2. Ecclesia, the Greek word for church, originally meant an assembly called out by the magistrate, or by legitimate authority. It was, in this last sense, that the word was adapted and applied by the writers of the New Testament to the Christian congregation.
The word used in the New Testament for “church” is “ecclesia,” which means simply a called-out or appointed assembly, like a town council or a board of directors or a staff meeting. Jesus told Peter, “On this rock I will build My ecclesia.” This is an assembly that Jesus Himself has called out and appointed, and which belongs to Him.
I suppose either “church” or “ecclesia” or even the more trendy “ekklesia” are appropriate words. I like ekklesia because “church” to me often means a building.
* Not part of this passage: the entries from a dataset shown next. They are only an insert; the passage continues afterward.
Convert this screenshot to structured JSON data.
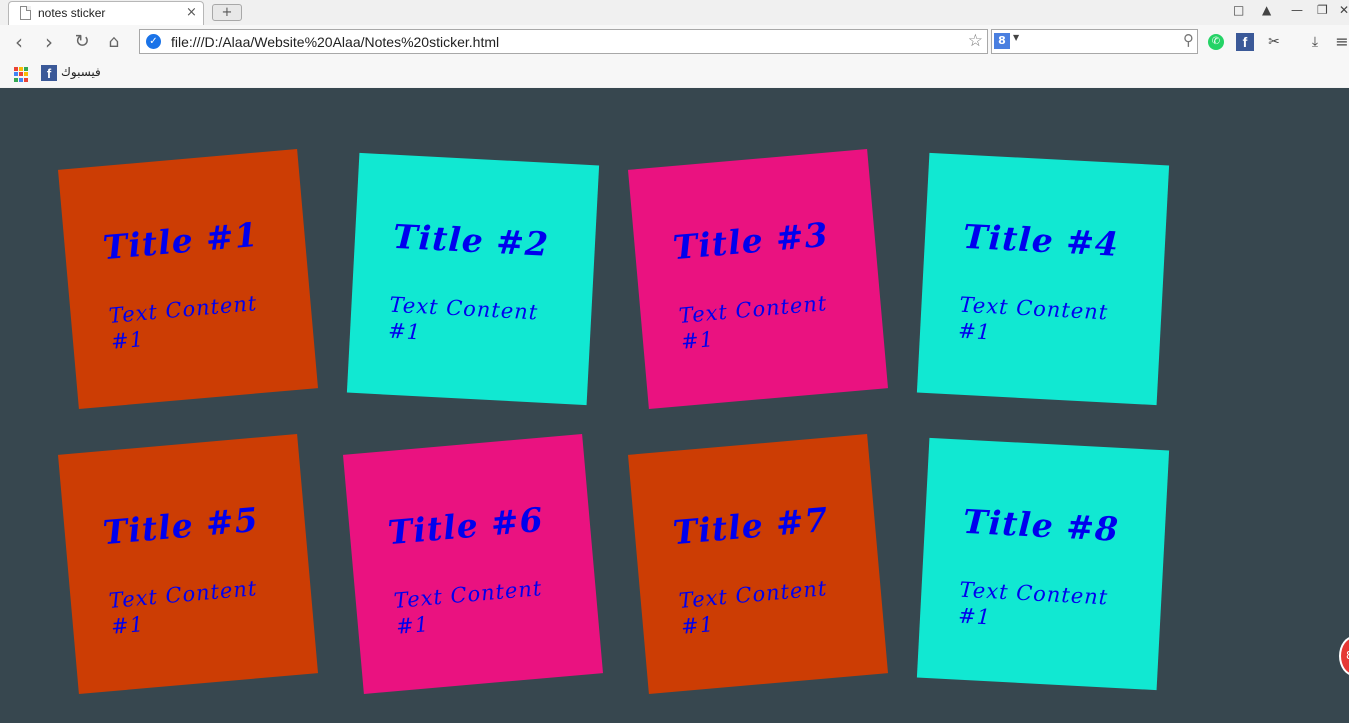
{
  "browser": {
    "tab_title": "notes sticker",
    "tab_close": "×",
    "new_tab": "+",
    "url": "file:///D:/Alaa/Website%20Alaa/Notes%20sticker.html",
    "search_engine_icon": "8",
    "bookmark_label": "فيسبوك",
    "fb_glyph": "f",
    "colors": {
      "chrome": "#f2f2f2",
      "secure": "#1a73e8",
      "facebook": "#3b5998"
    },
    "icons": [
      "back-icon",
      "forward-icon",
      "reload-icon",
      "home-icon",
      "secure-icon",
      "star-icon",
      "search-icon",
      "whatsapp-icon",
      "facebook-icon",
      "scissors-icon",
      "download-icon",
      "menu-icon",
      "apps-icon"
    ]
  },
  "notes": [
    {
      "title": "Title #1",
      "content": "Text Content #1",
      "color": "#cc3d04"
    },
    {
      "title": "Title #2",
      "content": "Text Content #1",
      "color": "#11e8d2"
    },
    {
      "title": "Title #3",
      "content": "Text Content #1",
      "color": "#ea1280"
    },
    {
      "title": "Title #4",
      "content": "Text Content #1",
      "color": "#11e8d2"
    },
    {
      "title": "Title #5",
      "content": "Text Content #1",
      "color": "#cc3d04"
    },
    {
      "title": "Title #6",
      "content": "Text Content #1",
      "color": "#ea1280"
    },
    {
      "title": "Title #7",
      "content": "Text Content #1",
      "color": "#cc3d04"
    },
    {
      "title": "Title #8",
      "content": "Text Content #1",
      "color": "#11e8d2"
    }
  ],
  "page": {
    "background": "#37474f",
    "text_color": "#0000ee"
  }
}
If you asked me, I would have said, “The church is not a building; the church is the people,” but when I drive by a place of worship, I have to remind myself to call it a “church building” rather than a “church.” How many times have I said, “I need to stop by the church,” even though I knew I would need to use my key because no one would be there? So I feel that the use of the word “church” to refer to a building is so ingrained in me that it’s easier to use a different word. Besides all that, the church is neither a building nor the people. A church or ekklesia is the people as one body, with Christ as their head. But we’re talking about words, not doctrine, so I’ll save that for later.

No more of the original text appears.